My only other complaint is that I wish the author had been a little more explicit about the spiritual nature of the transformations experienced by her characters. I know some people like it to be really subtle so this is totally a personal preference, but I prefer it when it’s very clear that the source of real heart transformation is a relationship with Jesus. This can definitely be inferred from this book if one already knows the Lord, but I just wished it was less subtle and more clearly shown. Its subtlety does make it a good candidate for those who wouldn’t ordinarily read Christian fiction or are put off by perceived preachiness as it is definitely not that.
Despite these few complaints, this book really is breathtakingly beautiful, and I know that I am better for having read it. I will certainly be purchasing my own copy and it will undoubtedly be reread a time or two whenever I need to remember that people really can change, and it’s worth it to keep giving, keep loving, and keep forgiving.
My Favorite Quotes
“I’m getting out of here.
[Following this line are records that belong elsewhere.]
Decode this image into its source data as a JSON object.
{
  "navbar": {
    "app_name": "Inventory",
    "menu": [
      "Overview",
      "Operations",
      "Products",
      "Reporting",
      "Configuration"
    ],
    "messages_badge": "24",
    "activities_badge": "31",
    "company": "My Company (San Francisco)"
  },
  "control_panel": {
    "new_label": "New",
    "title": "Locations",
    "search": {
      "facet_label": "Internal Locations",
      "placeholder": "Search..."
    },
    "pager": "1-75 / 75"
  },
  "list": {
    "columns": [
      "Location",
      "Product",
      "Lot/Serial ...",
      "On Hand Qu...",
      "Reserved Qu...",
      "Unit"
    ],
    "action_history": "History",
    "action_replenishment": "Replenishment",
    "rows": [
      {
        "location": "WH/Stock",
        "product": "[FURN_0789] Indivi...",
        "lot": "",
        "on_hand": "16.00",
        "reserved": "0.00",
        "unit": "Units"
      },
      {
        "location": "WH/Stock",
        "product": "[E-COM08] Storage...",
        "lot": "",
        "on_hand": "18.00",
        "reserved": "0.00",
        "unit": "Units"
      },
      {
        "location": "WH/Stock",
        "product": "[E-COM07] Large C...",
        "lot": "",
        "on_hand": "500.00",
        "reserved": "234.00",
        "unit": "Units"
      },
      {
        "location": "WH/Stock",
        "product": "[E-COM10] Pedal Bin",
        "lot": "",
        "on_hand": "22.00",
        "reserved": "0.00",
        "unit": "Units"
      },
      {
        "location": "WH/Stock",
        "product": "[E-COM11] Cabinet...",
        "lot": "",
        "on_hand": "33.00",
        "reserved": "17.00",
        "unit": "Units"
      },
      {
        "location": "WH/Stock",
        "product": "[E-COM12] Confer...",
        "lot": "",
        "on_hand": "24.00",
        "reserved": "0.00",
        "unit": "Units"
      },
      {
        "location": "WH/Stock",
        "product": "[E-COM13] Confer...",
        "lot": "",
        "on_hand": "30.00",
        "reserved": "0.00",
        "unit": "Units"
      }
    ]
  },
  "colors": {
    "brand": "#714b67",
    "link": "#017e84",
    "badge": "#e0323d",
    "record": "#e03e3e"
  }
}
I’ve got to go acquire more social skills before we meet again.”
“I want everything for [her]. To be that shoulder she needs to cry on, to support her as she reaches for whatever she wants to reach for. I want to come home to her and download my day, and share everything, and listen as she does the same. She’s the best part of my day, the part I strive to get to and do my best for, so that when I’m there, when I get to see her, be with her and hold her, I know the very best of me has come to that moment.”
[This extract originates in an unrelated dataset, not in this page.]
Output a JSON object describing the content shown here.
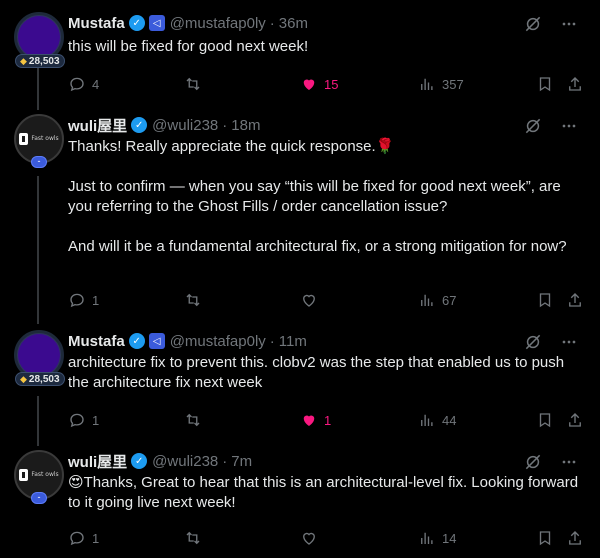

“People didn’t change just because you had or because you wanted them to.”
“Toppling idols can be a messy business.”
“People are far more complex than the boxes we put them in.”
“A loving gentle soul is made by and through fire. A loving gentle soul doesn’t get that way because life keeps it all safe and sheltered, up in a box on a shelf. Life isn’t so kind. It’s a gift from God and it’s also a hard-fought choice.”
“You’ve got good friends who have been there for you, and that doesn’t change when things go well, as I hope they will for you two. In fact, I believe we need our friends, their support and grounding influence, more when things do go well. It’s in those times pride can set us up for a good toppling. A man doesn’t take his wife for granted in the trenches, only in the towers.”
About the Author
Katherine Reay has enjoyed a life-long affair with the works of Jane Austen and her contemporaries — who provide constant inspiration both for writing and for life. Katherine’s first novel, Dear Mr. Knightley, was a 2014 Christy Award Finalist and winner of the 2014 INSPY Award for Best Debut as well as Carol Awards for both Best Debut and Best Contemporary. She is also the writer behind Lizzy & Jane and the The Bronte Plot – all contemporary stories with a bit of “classics” flair. Katherine holds a BA and MS from Northwestern University and is a wife, mother, runner, former marketer, avid chocolate consumer and, randomly, a tae kwon do black belt. After living all across the country and a few stops in Europe, Katherine and her family recently moved back to Chicago.